Now what to do in the case of $V$-valued differential forms? First, let us assume that there is a representation of $V$ on some vector space. Without the assumption there is no meaning of a trace, I believe. And at least for finite dimensional Lie algebras, there always is a representation, the adjoint representation. So we have a linear map $\operatorname{tr}: V \to \mathbb{R}$.

Recall that a $V$-valued differential form on $M$ is a smooth map $\omega : TM \to V$ such that $\omega$ restricted to any tangent space $T_p M$ is an element of the $V$-valued exterior algebra $\Lambda^n (T_p M, V)$ of $T_p M$. That is, the restriction $\omega_p$ is a completely antisymmetric map $\omega_p : T_p M \times T_p M \times \cdots \times T_p M \to V$.

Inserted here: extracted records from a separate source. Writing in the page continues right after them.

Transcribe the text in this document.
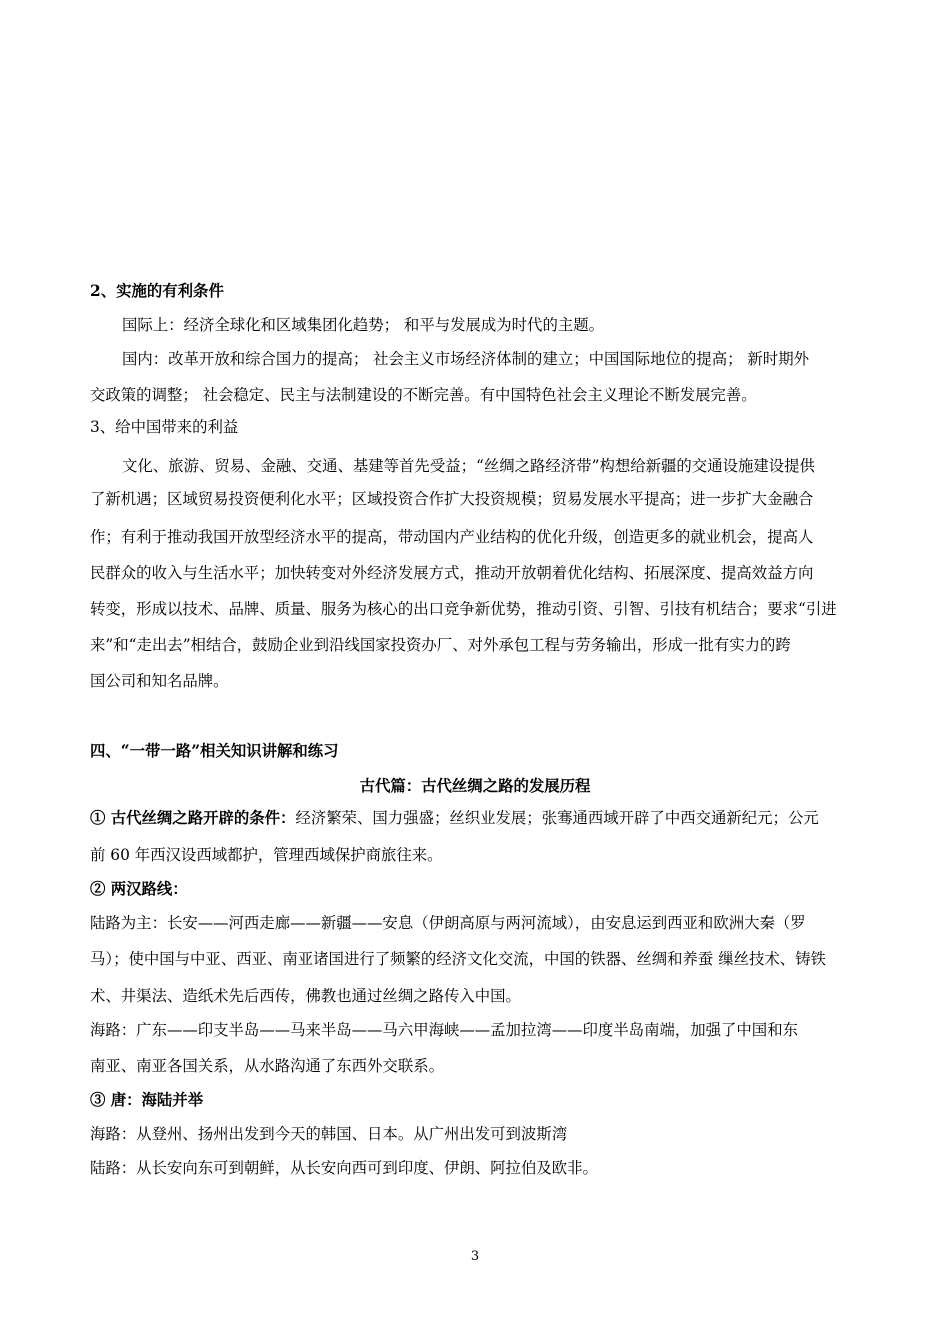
2、实施的有利条件
国际上：经济全球化和区域集团化趋势； 和平与发展成为时代的主题。
国内：改革开放和综合国力的提高； 社会主义市场经济体制的建立；中国国际地位的提高； 新时期外
交政策的调整； 社会稳定、民主与法制建设的不断完善。有中国特色社会主义理论不断发展完善。
3、给中国带来的利益
文化、旅游、贸易、金融、交通、基建等首先受益；“丝绸之路经济带”构想给新疆的交通设施建设提供
了新机遇；区域贸易投资便利化水平；区域投资合作扩大投资规模；贸易发展水平提高；进一步扩大金融合
作；有利于推动我国开放型经济水平的提高，带动国内产业结构的优化升级，创造更多的就业机会，提高人
民群众的收入与生活水平；加快转变对外经济发展方式，推动开放朝着优化结构、拓展深度、提高效益方向
转变，形成以技术、品牌、质量、服务为核心的出口竞争新优势，推动引资、引智、引技有机结合；要求“引进
来”和“走出去”相结合，鼓励企业到沿线国家投资办厂、对外承包工程与劳务输出，形成一批有实力的跨
国公司和知名品牌。
四、“一带一路”相关知识讲解和练习
古代篇：古代丝绸之路的发展历程
① 古代丝绸之路开辟的条件：经济繁荣、国力强盛；丝织业发展；张骞通西域开辟了中西交通新纪元；公元
前 60 年西汉设西域都护，管理西域保护商旅往来。
② 两汉路线：
陆路为主：长安——河西走廊——新疆——安息（伊朗高原与两河流域），由安息运到西亚和欧洲大秦（罗
马）；使中国与中亚、西亚、南亚诸国进行了频繁的经济文化交流，中国的铁器、丝绸和养蚕 缫丝技术、铸铁
术、井渠法、造纸术先后西传，佛教也通过丝绸之路传入中国。
海路：广东——印支半岛——马来半岛——马六甲海峡——孟加拉湾——印度半岛南端，加强了中国和东
南亚、南亚各国关系，从水路沟通了东西外交联系。
③ 唐：海陆并举
海路：从登州、扬州出发到今天的韩国、日本。从广州出发可到波斯湾
陆路：从长安向东可到朝鲜，从长安向西可到印度、伊朗、阿拉伯及欧非。
3
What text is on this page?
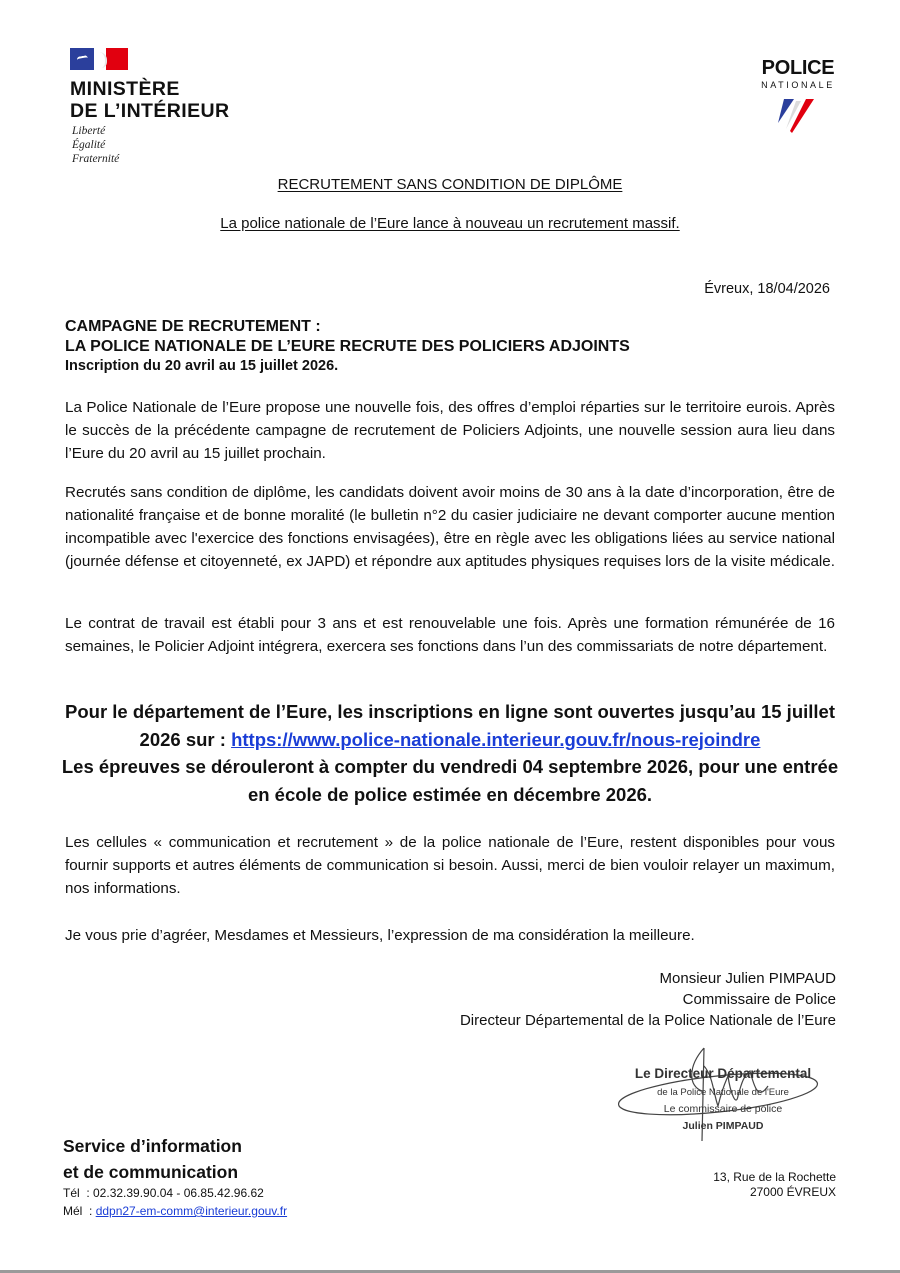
MINISTÈRE
DE L’INTÉRIEUR
Liberté
Égalité
Fraternité
POLICE
NATIONALE
RECRUTEMENT SANS CONDITION DE DIPLÔME
La police nationale de l’Eure lance à nouveau un recrutement massif.
Évreux, 18/04/2026
CAMPAGNE DE RECRUTEMENT :
LA POLICE NATIONALE DE L’EURE RECRUTE DES POLICIERS ADJOINTS
Inscription du 20 avril au 15 juillet 2026.
La Police Nationale de l’Eure propose une nouvelle fois, des offres d’emploi réparties sur le territoire eurois. Après le succès de la précédente campagne de recrutement de Policiers Adjoints, une nouvelle session aura lieu dans l’Eure du 20 avril au 15 juillet prochain.
Recrutés sans condition de diplôme, les candidats doivent avoir moins de 30 ans à la date d’incorporation, être de nationalité française et de bonne moralité (le bulletin n°2 du casier judiciaire ne devant comporter aucune mention incompatible avec l'exercice des fonctions envisagées), être en règle avec les obligations liées au service national (journée défense et citoyenneté, ex JAPD) et répondre aux aptitudes physiques requises lors de la visite médicale.
Le contrat de travail est établi pour 3 ans et est renouvelable une fois. Après une formation rémunérée de 16 semaines, le Policier Adjoint intégrera, exercera ses fonctions dans l’un des commissariats de notre département.
Pour le département de l’Eure, les inscriptions en ligne sont ouvertes jusqu’au 15 juillet 2026 sur : https://www.police-nationale.interieur.gouv.fr/nous-rejoindre
Les épreuves se dérouleront à compter du vendredi 04 septembre 2026, pour une entrée en école de police estimée en décembre 2026.
Les cellules « communication et recrutement » de la police nationale de l’Eure, restent disponibles pour vous fournir supports et autres éléments de communication si besoin. Aussi, merci de bien vouloir relayer un maximum, nos informations.
Je vous prie d’agréer, Mesdames et Messieurs, l’expression de ma considération la meilleure.
Monsieur Julien PIMPAUD
Commissaire de Police
Directeur Départemental de la Police Nationale de l’Eure
Le Directeur Départemental
de la Police Nationale de l'Eure
Le commissaire de police
Julien PIMPAUD
Service d’information
et de communication
Tél : 02.32.39.90.04 - 06.85.42.96.62
Mél : ddpn27-em-comm@interieur.gouv.fr
13, Rue de la Rochette
27000 ÉVREUX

By $\operatorname{tr}(\omega)$, we just mean the composition $\operatorname{tr} \circ \omega$. We just feed whatever the differential form gives us into the trace operation. It is a real valued differential form.

Now, if you also have a multiplication defined on $V$, as will be the case if there is a representation (just ordinary matrix multiplication), you can also define the wedge product $\wedge$ analogously to the real-valued case, just inserting the $V$-multiplication instead of the ordinary scalar multiplication. As Mariano already explained, it satisfies the Leibniz equation. Mariano also explained that tr is linear and therefore we can pull the $-$ through the trace.

To your special cases: Be careful with Lie algebra valued differential forms! There are at least two possible $\wedge$ products, depending on whether you define it upon multiplication in the adjoint representation or the Lie bracket! The difference is normally only is a factor, but still one should be clear about what $\wedge$ one uses. So please clarify this.